Aminah, mentioned above, has never married. She says she wants a husband who “performs at least the bare minimum religious obligations (praying, fasting, eating and earning halal).”
Frustrating Results
While these seem like reasonable expectations, Muslim women are finding it difficult to find men who take the deen seriously. “A practicing spouse is extremely difficult to find, these days,” says Lina. “I don’t want to have to chase after my husband to do his obligations. I want a husband to meet me where I am, and then we can grow and learn together.”
“I have tried a few halal dating apps,” Lina continues, “but the men on there want to talk about disgusting things. I am part of some WhatsApp marriage groups where people post their marriage profiles, and you contact whoever takes your interest. Not everyone is posting their profiles, and when brothers contact you, they don’t have the manners to tell you their name or send their profile. They just demand you send them a picture of yourself. Lots of them also don’t read your profile properly and contact you even though they fit some of your deal breakers. They don’t tell you until after you have been talking for a while. It’s infuriating.”
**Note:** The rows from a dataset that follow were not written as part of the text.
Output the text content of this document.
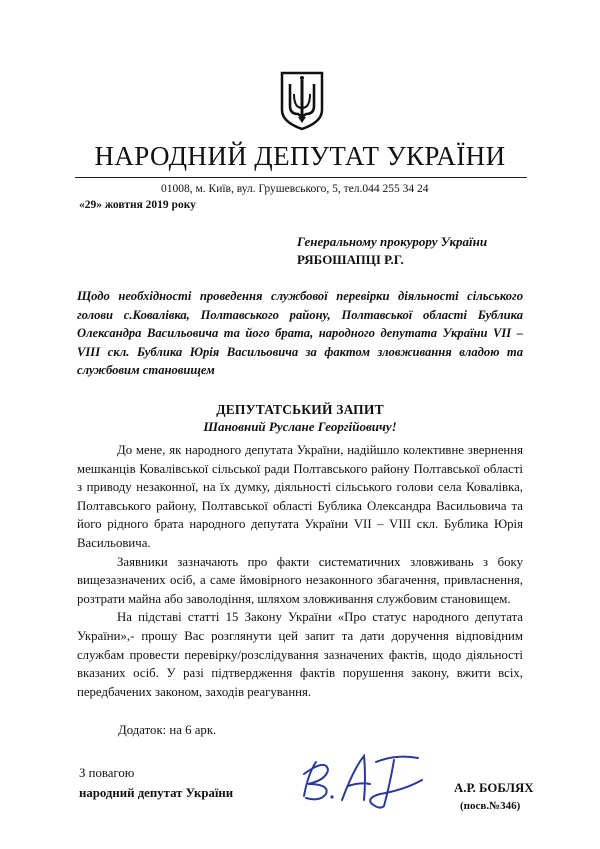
НАРОДНИЙ ДЕПУТАТ УКРАЇНИ
01008, м. Київ, вул. Грушевського, 5, тел.044 255 34 24
«29» жовтня 2019 року
Генеральному прокурору України
РЯБОШАПЦІ Р.Г.
Щодо необхідності проведення службової перевірки діяльності сільського голови с.Ковалівка, Полтавського району, Полтавської області Бублика Олександра Васильовича та його брата, народного депутата України VII – VIII скл. Бублика Юрія Васильовича за фактом зловживання владою та службовим становищем
ДЕПУТАТСЬКИЙ ЗАПИТ
Шановний Руслане Георгійовичу!

До мене, як народного депутата України, надійшло колективне звернення мешканців Ковалівської сільської ради Полтавського району Полтавської області з приводу незаконної, на їх думку, діяльності сільського голови села Ковалівка, Полтавського району, Полтавської області Бублика Олександра Васильовича та його рідного брата народного депутата України VII – VIII скл. Бублика Юрія Васильовича.

Заявники зазначають про факти систематичних зловживань з боку вищезазначених осіб, а саме ймовірного незаконного збагачення, привласнення, розтрати майна або заволодіння, шляхом зловживання службовим становищем.

На підставі статті 15 Закону України «Про статус народного депутата України»,- прошу Вас розглянути цей запит та дати доручення відповідним службам провести перевірку/розслідування зазначених фактів, щодо діяльності вказаних осіб. У разі підтвердження фактів порушення закону, вжити всіх, передбачених законом, заходів реагування.

Додаток: на 6 арк.
З повагою
народний депутат України	А.Р. БОБЛЯХ
(посв.№346)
Aminah says, “I met the most potential husbands through marriage/dating apps. I think these apps give you access to a large pool of people outside of your community, locality, friend and family circle; however, because of the relative ease of accessing these apps, there are a huge amount of people on there just for ‘fun,’ i.e. looking to meet up and date, but not seriously looking for marriage.”
Seeking Stability and Maturity
In addition to a firm commitment to Islam, women want a husband who can fulfill his responsibilities as a provider, leader, and supportive partner. “I find that I am not interested in someone who can’t communicate well or is not emotionally intelligent,” says Lina. “I also want someone who is financially stable and takes his role as leader of the family seriously. I find there are many men nowadays who do not know what it takes to be a real man and expect their wives to be like their mum. They expect their wives to do everything for them, including bring in a paycheck, while they have nothing to add to a woman’s life. Women, including myself, would rather look after themselves than take on a man-child.” Aminah seeks a husband with “stability with regards to job and finances, who is kind and honest and physically attractive to me.” And, she adds, “I fully appreciate that beauty is subjective.”
Despite varying expectations from Muslim women I spoke to, the one fundamental requirement is that a prospective husband practice Islam in a sincere and determined way. That makes sense as that goes a great distance in ensuring that the man will be responsible, emotionally intelligent, and committed to growth, both individually and in the marriage relationship.
Yet, in a world where connecting with one another is easier than ever, it appears there is a disconnect between many Muslims and their faith, and this is the crux of the marriage crisis. If everyone followed the sunnah of the Prophet (peace be upon him), there would be no inappropriate online behavior, no insincere promises made by immature people, no lies or manipulation. Many of the red flags that drive potential spouses away from each other – participation in haram activities, for instance – would disappear. In a follow-up article, I will, insha’Allah, present strategies and advice on this very important issue.